"Hasn't Lommy told you, yet?"
"Told me what?"
"Maybe you should climb up to the heavens and have a peek inside?" suggested Sivana. "But be quiet about it."
There was a ladder backstage, but it was faster to climb up the gallery rails and onto the stage roof. Both Sivana and Feena tsked at him as he took Lommy's preferred route.
"One day," Sivana always warned him, "you'll fall right through that thatching."
"Be careful up there," called Feena in a stage whisper. Tal crept along the thatching on all fours, trying to spread his weight as evenly as possible. As he approached the clarion door, he peered inside.
"Lommy?" he called softly. As his eyes adjusted, he saw the ragged outlines of the tasloi's nest. He had rarely climbed up to their lair, where Otter spent most of his time. The reclusive tasloi was virtually the opposite of his outgoing, clownish brother.
"Tal!" came Lommy's whispering voice, as did the sibilant sounds of Otter's response. Tal saw Otter curled protectively around an even smaller creature. Dark gray and wrinkly, it looked like a miniature tasloi-which is exactly what it was.
Lommy clambered over the window sill and sat on the thatching with Tal, uncharacteristically calm. Usually the little creature was a trembling spring, ready to shoot in any direction unexpectedly.
"I thought Otter was your brother," said Tal. "Otter brother," agreed Lommy, grinning. "Chaney little brother."
"I see," said Tal, gazing fascinated at the mewling infant. While Quickly's insistence that the tasloi never improve their pidgin Common might make them more charming for the audiences, Tal never anticipated such a profound failure to communicate.
"Tal big brother," said Lommy, climbing onto Tal's shoulder and clinging to his hair. "Tal happy?"
"Oh, yes," said Tal. "Tal very happy. Dumbfounded, flabbergasted, astonished, and a few other big words, but Tal happy."

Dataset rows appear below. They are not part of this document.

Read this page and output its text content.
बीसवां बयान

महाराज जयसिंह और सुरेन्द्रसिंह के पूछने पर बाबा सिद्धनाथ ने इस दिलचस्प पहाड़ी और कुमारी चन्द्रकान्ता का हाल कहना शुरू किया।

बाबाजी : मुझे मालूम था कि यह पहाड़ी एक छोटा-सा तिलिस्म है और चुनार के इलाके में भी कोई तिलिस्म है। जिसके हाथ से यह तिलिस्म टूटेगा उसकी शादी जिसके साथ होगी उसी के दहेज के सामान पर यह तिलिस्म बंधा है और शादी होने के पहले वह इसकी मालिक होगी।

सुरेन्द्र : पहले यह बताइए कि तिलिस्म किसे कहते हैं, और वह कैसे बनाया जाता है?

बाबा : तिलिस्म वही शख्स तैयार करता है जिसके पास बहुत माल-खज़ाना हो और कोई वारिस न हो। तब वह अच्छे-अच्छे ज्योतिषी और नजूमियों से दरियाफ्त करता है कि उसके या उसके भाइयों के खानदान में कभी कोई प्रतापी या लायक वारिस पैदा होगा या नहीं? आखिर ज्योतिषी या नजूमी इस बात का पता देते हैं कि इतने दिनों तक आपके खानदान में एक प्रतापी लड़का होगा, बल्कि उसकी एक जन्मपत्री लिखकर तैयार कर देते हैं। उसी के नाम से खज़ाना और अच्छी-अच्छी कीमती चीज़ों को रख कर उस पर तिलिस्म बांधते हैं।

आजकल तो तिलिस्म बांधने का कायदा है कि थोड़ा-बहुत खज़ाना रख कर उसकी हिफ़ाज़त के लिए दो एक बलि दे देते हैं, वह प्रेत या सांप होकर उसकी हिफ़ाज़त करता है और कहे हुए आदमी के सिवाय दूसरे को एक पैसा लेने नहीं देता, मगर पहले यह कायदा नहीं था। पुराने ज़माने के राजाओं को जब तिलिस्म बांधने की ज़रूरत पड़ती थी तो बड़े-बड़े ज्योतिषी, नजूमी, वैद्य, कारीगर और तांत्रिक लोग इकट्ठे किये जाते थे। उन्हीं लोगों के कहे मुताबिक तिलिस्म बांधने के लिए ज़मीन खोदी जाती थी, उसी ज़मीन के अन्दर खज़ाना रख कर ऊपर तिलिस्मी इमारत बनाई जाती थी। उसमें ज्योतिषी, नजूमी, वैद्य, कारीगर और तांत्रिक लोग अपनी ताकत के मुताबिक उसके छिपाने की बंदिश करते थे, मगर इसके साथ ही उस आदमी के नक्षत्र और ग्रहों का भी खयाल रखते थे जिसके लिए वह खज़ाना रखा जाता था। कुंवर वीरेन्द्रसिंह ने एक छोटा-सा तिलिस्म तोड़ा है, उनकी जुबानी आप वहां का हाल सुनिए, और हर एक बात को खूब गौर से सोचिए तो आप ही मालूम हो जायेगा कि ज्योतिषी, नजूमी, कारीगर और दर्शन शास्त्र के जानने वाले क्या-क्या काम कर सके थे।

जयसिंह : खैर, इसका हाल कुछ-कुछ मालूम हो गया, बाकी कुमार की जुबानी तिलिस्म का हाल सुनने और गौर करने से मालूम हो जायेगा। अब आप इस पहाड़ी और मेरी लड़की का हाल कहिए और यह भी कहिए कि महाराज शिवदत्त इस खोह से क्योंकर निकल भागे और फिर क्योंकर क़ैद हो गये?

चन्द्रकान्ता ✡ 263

They sat together on the roof, peering in every now and again to watch Otter cradling the baby. After a while, Lommy pulled Tal's ear affectionately and went inside to join his new family.
"It was hard enough dealing with one family," said Tal, "but now I've got three."
He and Feena lay on their backs in the yard of the darkened theater. They looked up at the waning moon as it dipped below the edge of the round roof.
"You've been with the players for years," said Feena, "you've come to good terms with your parents, and Lommy and Otter take care of little Chaney themselves. How hard can it be?"
"You have no idea," said Tal. "I just feel like I have to take care of everything these days, like I have to look out for everyone."
"And you're complaining? I thought that's what you liked best?"
Tal thought about that for a moment. "I do like it," he admitted. "It's better than having other people trying to look out for me all the time. But it's a lot of work."
"So you're whining because…?"
"I'm not whining," he insisted. He thought of Chaney and bit his lip. "All right, so maybe I was whining just a little."
"And you'll quit it now."
"And I'll quit it now."
Feena slipped her hand into his. They looked up at the moon and the stars, dreaming their separate dreams until Tal spoke again.
"Thank you, Feena."
"For what?"
"This past year, all the time you were helping me with the wolf, I kept expecting you to come to the point and insist I join your church."
"I know I came on strong at first," she said. "You weren't the only one who had a lot of anger to face."
"Rusk," said Tal.
"And Mother, for not dealing with him earlier."
"What could she have done?"
"I don't know," she said. "Moved away, joined his bloody pack… something. It feels as though I've spent my whole life waiting for them to kill each other, and now it's over. I don't know what to do next."
"What do you want to do?" he asked.
"That's the problem," she said. "I've never had to decide before."
She went silent, waiting for Tal to say something. A hundred thoughts surfaced in his mind, but he pushed them back down. Every one of them seemed too perilous, too likely to add even more worries to his life. He already had his family to deal with, and now he had taken responsibility for the players as well. Adding Feena to that confusing mix could be nothing but trouble. It was hard enough keeping his relationship with her a secret from his family.
And he realized his mistake Keeping secrets was not his virtue.
Tal turned on his side and ran a finger lightly along Feena's jaw. Even in the partial moonlight, her freckles stood out against her fair skin. She turned to face him, kissing his palm before nuzzling his hand.
"What are you thinking?" she asked.
"I was thinking," he said, "I'd like to make a deal with you."